Last months, we wrote about packing and one of its feature, mixing, so it was all natural to write an article about another important logistical task: unpacking.

What is unpacking?

In the industrial field, unpacking corresponds to any task consisting in removing a product from its packaging. This manipulation allows the supply of a production line.

In context

A fragrance factory calls on a glass bottle supplier. These empty bottles are unpacked at the beginning of the production line in order to be, later on, filled with perfume, packed and shipped.

But unpacking can also happen at the beginning of a logistical line, for co-packing. In that case, an added-value task is made on the products. Among them, we can mention:

  • the implementation of bipack;
  • kitting;
  • the implementation of boxes / cases.

In context

A logistical center creates Christmas sets with a perfume and a cosmetic sample in it. The samples and the perfumes are unpacked, by an operator, at the beginning of the line, and assembled in each set by another operator.

The variations of unpacking

Nevertheless, the products can be packed in various forms. Indeed, they can be packed in RSC (regular slotted container), shrink wrapped packaging, on a pallet or bulk goods.

Some packaging needs a more important human action than others, producing more waste. Nowadays, there are no ideal solution in the industry.

Robotizing unpacking tasks

Unpacking tasks need, most of the time, to manipulate medium-heavy loads repeatedly, which can cause operators multiple musculoskeletal problems.

In addition, these tasks have a small added-value, which means that they don’t need any particular expertise, but a great dexterity.

These arguments lead industrials towards the automation or robotization of these workstations.

An exemple of implementation

Once this task is automated, the operator can perform another task needing his expertise.

The keys to a successful automation

The robotization of unpacking can seem easy, nevertheless, some parameters need to be taken into account.

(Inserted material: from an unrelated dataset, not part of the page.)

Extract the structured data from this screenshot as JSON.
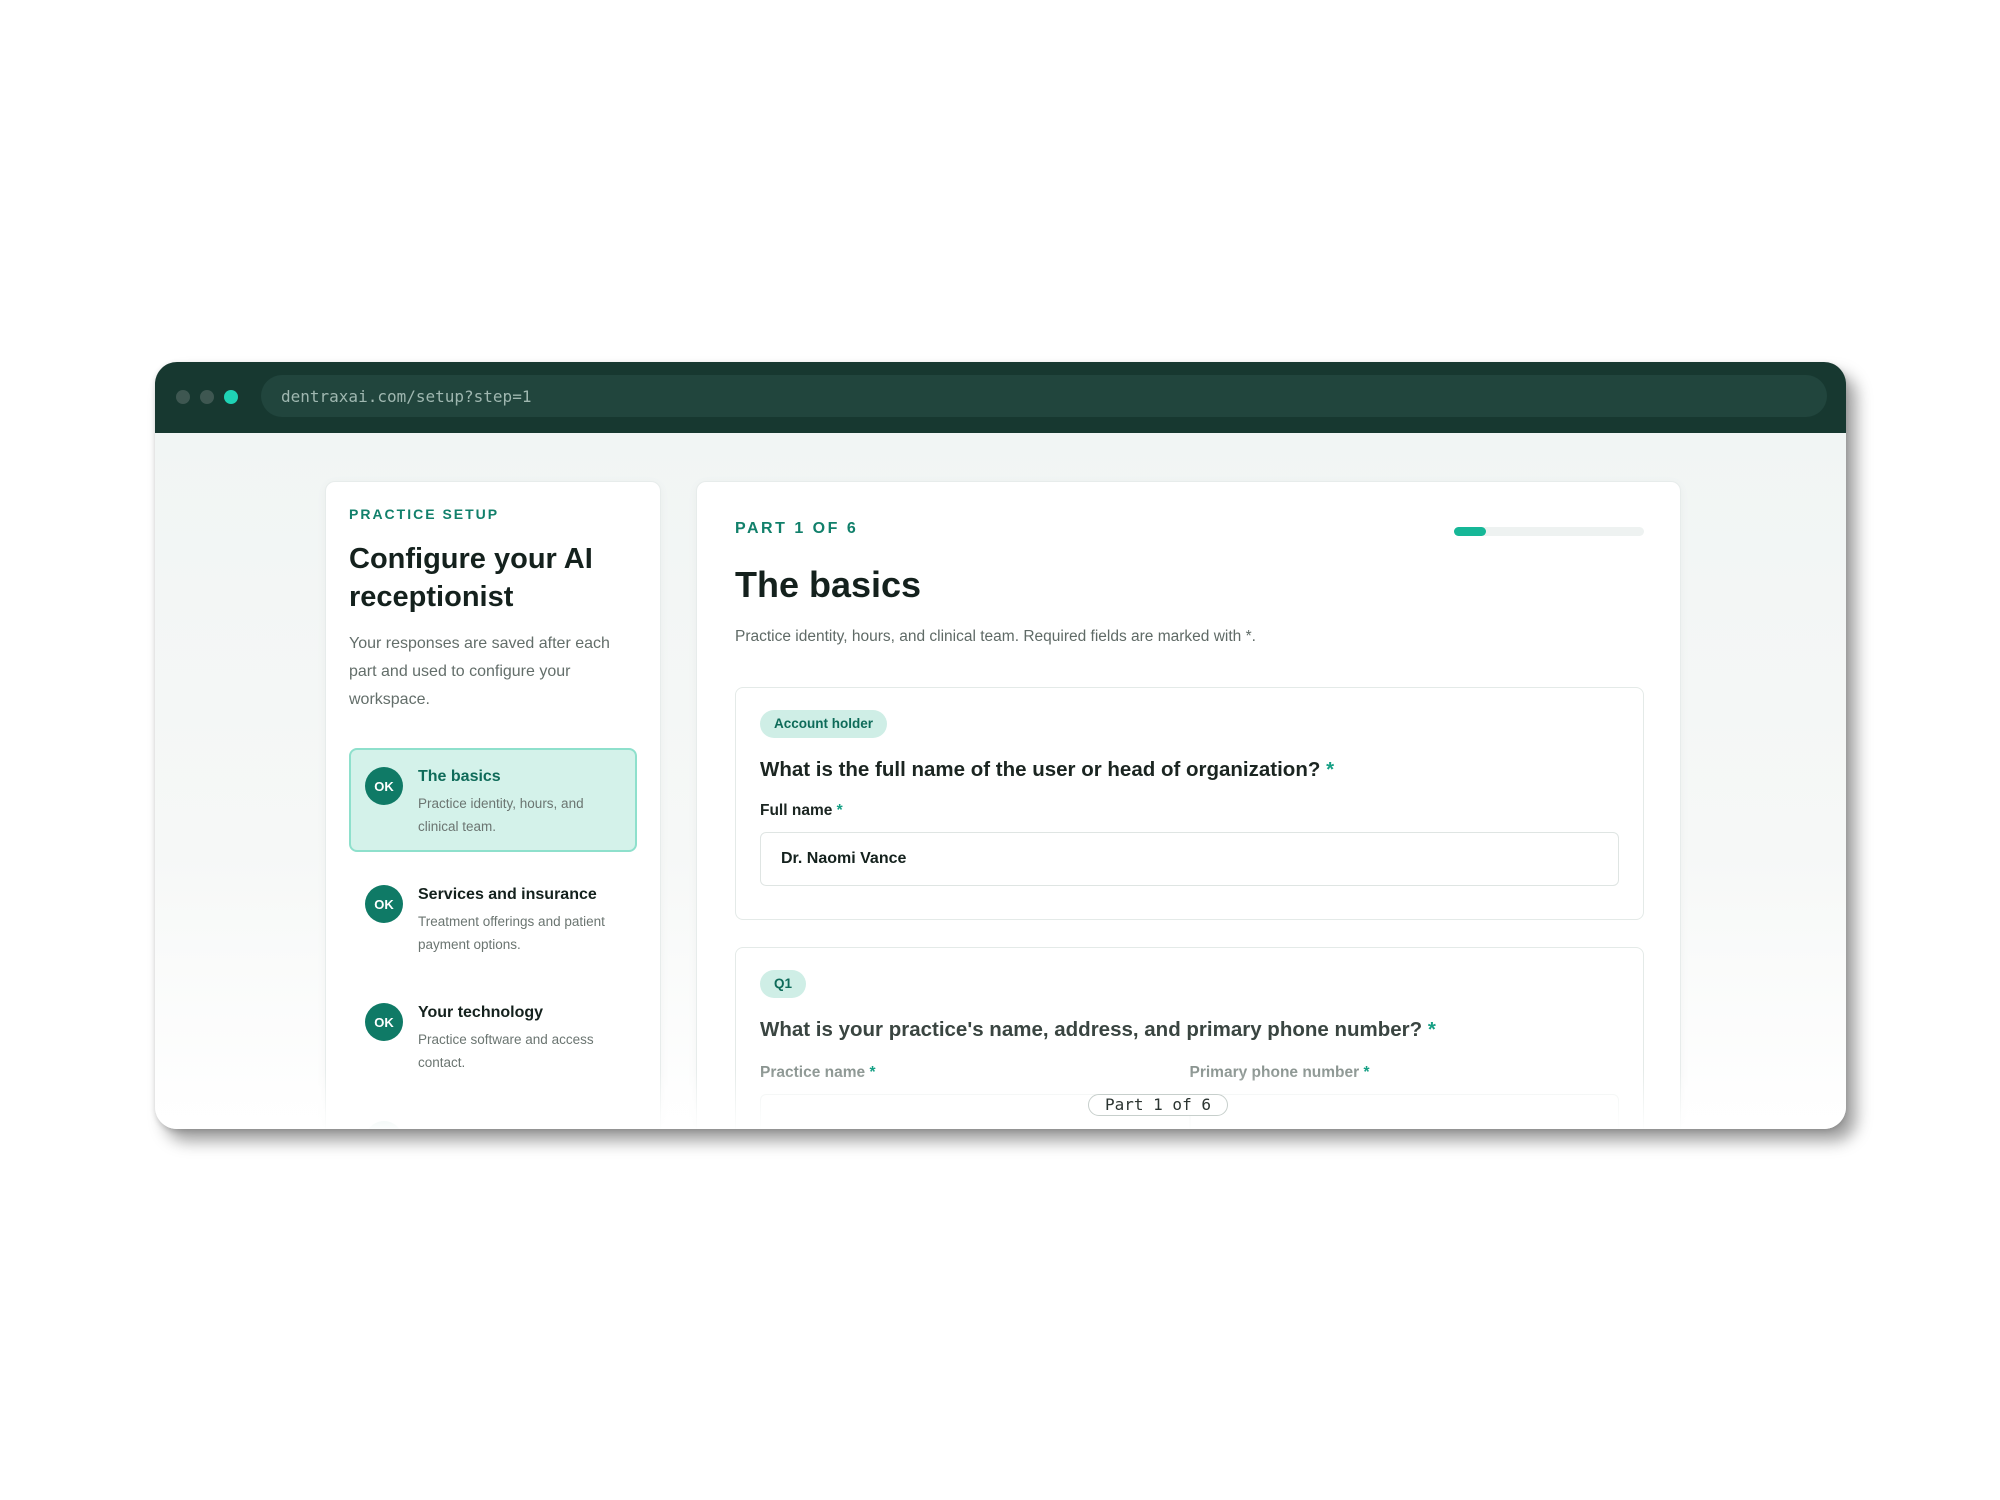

  • The supplying of the products: the robot is autonomous as long as there are products in the picking zone. If the zone is empty, the action of an operator is necessary. This change creates a “blank” in the production that must be quantified in the study phase of the project.
  • The gripping:  if the robot has to grab multiple products, depending on the manufacturing orders, then multiple grippers will have to be included in the study.
  • The drop:  the drop of the products can be either static or dynamic. During a static drop, the drop zone is steady, which makes the robot’s trajectory easier. However, if the dropping is made on a moving zone (on a conveyor belt for instance), the robot must adapt its trajectory to the speed of the conveyor. This feature is called tracking.